Maquiladoras y Reforma Hacendaria. ¿Queremos que se vayan?

A México le urge cambiar radicalmente el rumbo de su política de Comercio Exterior, implementar una administración estratégica del mismo, desarrollar el mercado interno para producir artículos que eventualmente se incorporen a la cadena productiva y se exporten

121727 portadaMaquila 1A casi cuatro décadas de una política de apertura comercial indiscriminada y única en el mundo, hoy podemos afirmar que hemos fracasado en la diversificación de mercados, en el desarrollo de proveeduría verdaderamente nacional y en el beneficio de la renta real de exportaciones al cederlo a extranjeros.
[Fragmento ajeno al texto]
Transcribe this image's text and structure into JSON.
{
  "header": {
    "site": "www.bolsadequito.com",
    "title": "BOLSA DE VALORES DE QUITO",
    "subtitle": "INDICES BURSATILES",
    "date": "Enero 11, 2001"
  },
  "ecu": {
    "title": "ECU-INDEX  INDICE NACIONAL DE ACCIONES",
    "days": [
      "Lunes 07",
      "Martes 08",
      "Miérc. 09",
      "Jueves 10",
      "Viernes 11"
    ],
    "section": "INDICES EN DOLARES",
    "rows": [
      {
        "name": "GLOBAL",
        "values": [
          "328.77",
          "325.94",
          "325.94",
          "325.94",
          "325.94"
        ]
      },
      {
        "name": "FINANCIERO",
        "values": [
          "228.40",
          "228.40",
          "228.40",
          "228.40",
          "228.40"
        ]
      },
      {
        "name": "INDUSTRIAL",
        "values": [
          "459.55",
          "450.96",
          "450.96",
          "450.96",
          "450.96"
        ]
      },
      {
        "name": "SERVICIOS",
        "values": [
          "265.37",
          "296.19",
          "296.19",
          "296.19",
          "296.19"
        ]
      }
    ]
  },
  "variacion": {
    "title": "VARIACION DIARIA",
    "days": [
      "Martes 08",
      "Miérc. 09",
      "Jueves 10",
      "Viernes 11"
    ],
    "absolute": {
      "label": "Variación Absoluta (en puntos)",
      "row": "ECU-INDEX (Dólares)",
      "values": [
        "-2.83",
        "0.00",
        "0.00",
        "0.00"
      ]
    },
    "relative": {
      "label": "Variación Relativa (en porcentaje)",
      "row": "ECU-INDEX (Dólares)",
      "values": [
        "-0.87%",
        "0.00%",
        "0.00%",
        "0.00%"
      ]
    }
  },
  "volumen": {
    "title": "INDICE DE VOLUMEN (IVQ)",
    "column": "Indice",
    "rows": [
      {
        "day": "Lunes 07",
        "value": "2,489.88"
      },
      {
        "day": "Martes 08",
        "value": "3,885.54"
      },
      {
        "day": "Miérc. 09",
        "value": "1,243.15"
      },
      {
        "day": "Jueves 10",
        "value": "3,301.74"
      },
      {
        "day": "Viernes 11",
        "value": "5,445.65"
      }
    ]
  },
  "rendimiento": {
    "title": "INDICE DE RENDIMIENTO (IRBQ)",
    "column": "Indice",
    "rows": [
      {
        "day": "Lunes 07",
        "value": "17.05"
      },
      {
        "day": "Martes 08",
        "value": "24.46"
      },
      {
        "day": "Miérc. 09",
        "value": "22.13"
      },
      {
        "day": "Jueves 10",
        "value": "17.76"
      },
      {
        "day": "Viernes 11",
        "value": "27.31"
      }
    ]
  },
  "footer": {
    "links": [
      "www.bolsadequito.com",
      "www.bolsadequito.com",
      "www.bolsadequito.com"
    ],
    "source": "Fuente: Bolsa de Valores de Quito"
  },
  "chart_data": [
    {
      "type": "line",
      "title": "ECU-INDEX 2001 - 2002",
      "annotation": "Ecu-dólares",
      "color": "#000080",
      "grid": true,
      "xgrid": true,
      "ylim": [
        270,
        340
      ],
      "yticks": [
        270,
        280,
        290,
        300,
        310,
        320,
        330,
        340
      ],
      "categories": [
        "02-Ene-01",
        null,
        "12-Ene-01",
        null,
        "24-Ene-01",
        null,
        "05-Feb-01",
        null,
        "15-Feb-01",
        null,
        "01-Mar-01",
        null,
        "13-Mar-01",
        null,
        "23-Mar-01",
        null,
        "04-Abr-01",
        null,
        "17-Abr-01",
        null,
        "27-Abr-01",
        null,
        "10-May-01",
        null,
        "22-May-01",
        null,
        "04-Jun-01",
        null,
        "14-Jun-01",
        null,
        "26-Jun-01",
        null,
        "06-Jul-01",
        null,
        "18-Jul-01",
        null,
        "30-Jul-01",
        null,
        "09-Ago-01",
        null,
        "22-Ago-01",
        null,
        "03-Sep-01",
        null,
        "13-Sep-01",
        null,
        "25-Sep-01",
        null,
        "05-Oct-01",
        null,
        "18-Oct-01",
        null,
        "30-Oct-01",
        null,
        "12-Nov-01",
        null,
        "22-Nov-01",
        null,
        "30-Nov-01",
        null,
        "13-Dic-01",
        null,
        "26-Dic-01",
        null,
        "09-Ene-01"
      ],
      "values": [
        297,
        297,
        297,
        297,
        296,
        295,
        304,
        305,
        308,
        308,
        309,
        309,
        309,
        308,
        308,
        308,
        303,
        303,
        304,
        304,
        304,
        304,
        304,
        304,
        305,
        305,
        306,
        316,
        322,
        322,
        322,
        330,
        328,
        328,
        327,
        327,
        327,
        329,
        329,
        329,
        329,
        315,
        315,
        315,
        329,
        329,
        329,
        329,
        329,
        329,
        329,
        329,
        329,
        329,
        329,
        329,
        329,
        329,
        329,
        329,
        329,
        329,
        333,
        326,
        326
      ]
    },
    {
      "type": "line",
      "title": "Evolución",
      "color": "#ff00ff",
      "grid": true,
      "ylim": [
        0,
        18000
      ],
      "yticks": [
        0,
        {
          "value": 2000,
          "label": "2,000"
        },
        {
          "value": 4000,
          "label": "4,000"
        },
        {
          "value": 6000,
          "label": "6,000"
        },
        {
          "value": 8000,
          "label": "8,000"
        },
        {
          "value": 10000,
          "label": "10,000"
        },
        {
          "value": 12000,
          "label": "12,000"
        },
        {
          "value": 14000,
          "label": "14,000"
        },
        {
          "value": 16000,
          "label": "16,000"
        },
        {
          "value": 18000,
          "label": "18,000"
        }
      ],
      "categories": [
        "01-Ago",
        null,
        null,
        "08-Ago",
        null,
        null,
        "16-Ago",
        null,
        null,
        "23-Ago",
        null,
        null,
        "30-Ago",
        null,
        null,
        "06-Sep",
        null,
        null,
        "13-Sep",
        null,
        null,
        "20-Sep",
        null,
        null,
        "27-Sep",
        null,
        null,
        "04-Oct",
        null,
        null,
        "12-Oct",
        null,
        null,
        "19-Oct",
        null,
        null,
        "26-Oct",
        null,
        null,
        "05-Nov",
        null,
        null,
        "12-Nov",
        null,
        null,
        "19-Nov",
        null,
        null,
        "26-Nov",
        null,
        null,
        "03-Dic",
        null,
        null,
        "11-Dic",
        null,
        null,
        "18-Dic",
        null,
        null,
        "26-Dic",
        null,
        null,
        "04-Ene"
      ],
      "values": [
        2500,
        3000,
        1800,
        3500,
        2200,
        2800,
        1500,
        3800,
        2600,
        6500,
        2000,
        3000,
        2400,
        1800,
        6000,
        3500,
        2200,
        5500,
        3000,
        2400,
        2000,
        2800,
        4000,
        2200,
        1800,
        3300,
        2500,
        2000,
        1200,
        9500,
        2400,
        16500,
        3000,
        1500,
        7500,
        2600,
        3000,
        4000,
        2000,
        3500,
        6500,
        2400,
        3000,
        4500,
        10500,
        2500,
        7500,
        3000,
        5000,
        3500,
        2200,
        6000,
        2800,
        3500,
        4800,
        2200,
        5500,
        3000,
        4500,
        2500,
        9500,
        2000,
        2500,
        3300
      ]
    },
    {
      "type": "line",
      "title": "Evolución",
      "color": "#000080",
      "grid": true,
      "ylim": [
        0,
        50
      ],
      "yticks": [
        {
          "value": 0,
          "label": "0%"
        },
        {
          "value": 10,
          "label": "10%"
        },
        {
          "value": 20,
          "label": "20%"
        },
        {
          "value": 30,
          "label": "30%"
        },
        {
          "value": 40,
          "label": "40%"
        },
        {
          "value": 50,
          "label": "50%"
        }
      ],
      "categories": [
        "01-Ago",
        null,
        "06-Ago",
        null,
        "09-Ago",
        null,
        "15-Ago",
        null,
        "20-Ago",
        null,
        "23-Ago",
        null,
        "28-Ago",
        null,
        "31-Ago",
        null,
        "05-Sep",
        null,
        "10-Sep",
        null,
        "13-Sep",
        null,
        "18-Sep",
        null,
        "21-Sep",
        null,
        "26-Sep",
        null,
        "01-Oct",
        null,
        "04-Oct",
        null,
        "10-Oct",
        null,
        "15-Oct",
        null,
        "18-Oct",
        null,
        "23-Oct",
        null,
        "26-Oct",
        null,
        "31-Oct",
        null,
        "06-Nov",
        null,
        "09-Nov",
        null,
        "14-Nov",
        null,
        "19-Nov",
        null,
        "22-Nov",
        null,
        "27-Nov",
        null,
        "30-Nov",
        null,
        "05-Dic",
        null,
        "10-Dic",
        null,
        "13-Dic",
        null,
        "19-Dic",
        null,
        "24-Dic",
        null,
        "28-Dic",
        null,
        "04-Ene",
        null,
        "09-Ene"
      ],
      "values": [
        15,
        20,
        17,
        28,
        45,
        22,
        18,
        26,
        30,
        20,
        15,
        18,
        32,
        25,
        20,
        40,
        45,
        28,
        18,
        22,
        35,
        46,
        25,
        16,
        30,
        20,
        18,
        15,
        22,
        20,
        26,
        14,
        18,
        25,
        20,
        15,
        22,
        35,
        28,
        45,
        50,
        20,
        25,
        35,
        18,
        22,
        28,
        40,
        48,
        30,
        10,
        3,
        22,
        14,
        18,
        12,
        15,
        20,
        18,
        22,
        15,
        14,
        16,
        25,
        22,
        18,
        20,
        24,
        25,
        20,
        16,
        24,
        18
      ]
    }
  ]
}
No conformes con esto, se prepara el terreno, con la propuesta de reforma hacendaria, para la salida de maquiladoras con un destino que ya los espera: Centroamérica.

Dos millones 400 mil empleos directos nos genera la industria maquiladora de exportación; más de 6 mil maquiladoras fabrican cada día productos para exportarlos mayoritariamente al mercado norteamericano. Esa parte de la política mexicana de Comercio Exterior es indiscutiblemente exitosa; inclusive, se podía generar sin la necesidad de más de 50 acuerdos comerciales que sólo nos han hecho importadores y prácticamente dependientes de casi todos los productos.

Aquí surge la pregunta: ¿Por qué atentar contra estos empleos, quitándoles competitividad con una reforma que desconocerá la necesidad de atraer inversión y competir por ella?

Actualmente, en Centroamérica se construyen parques industriales, que serán verdaderas zonas de libre comercio, sin restricciones, con infraestructura, con nuevos y eficientes canales interoceánicos, cuyo objetivo es atraer a estas maquiladoras que hoy salen de China y buscan dónde establecerse, empresas que saben que logísticamente por barco a EE.UU. son más eficientes y baratas, incluso desde México donde estamos sin grandes avances en infraestructura y hacemos caros y poco eficientes los servicios logísticos. Aunado a esto, hemos cedido un importante elemento: nuestro mercado. Al firmar un tratado de libre comercio con Centroamérica, deja para las maquiladoras sin manufacturar en México, ya que pueden vendernos sin aranceles estando allà.

La propuesta de Reforma Hacendaria pretende quitar el régimen especial de ISR, e IVA en enajenación de bienes, la retención a proveedores nacionales, y hacerles pagar el IVA a la importación temporal que les provocaría un altísimo e innecesario costo administrativo y financiero. Una maquiladora que tiene 20 millones de dólares por vuelta de inventario, al final de año pagaría un costo financiero aproximado de 16,800 millones de dólares anuales. Una locura.

A México le urge cambiar radicalmente el rumbo de su política de Comercio Exterior, implementar una administración estratégica del mismo, desarrollar el mercado interno para producir artículos que eventualmente se incorporen a la cadena productiva y se exporten, empresas mexicanas que no sólo generen empleos, sino que reinviertan en el país generando marcas y patentes propias. Una política que utilice aranceles con inteligencia y cancele los tratados donde nos reducimos a simples compradores a cambio de nada.

El beneficio del consumidor ya no es argumento suficiente para la generación de riqueza, ni para combatir la desigualdad.

Por:Manuel Díaz
Presidente de Grupo Ei y Supply Chain México.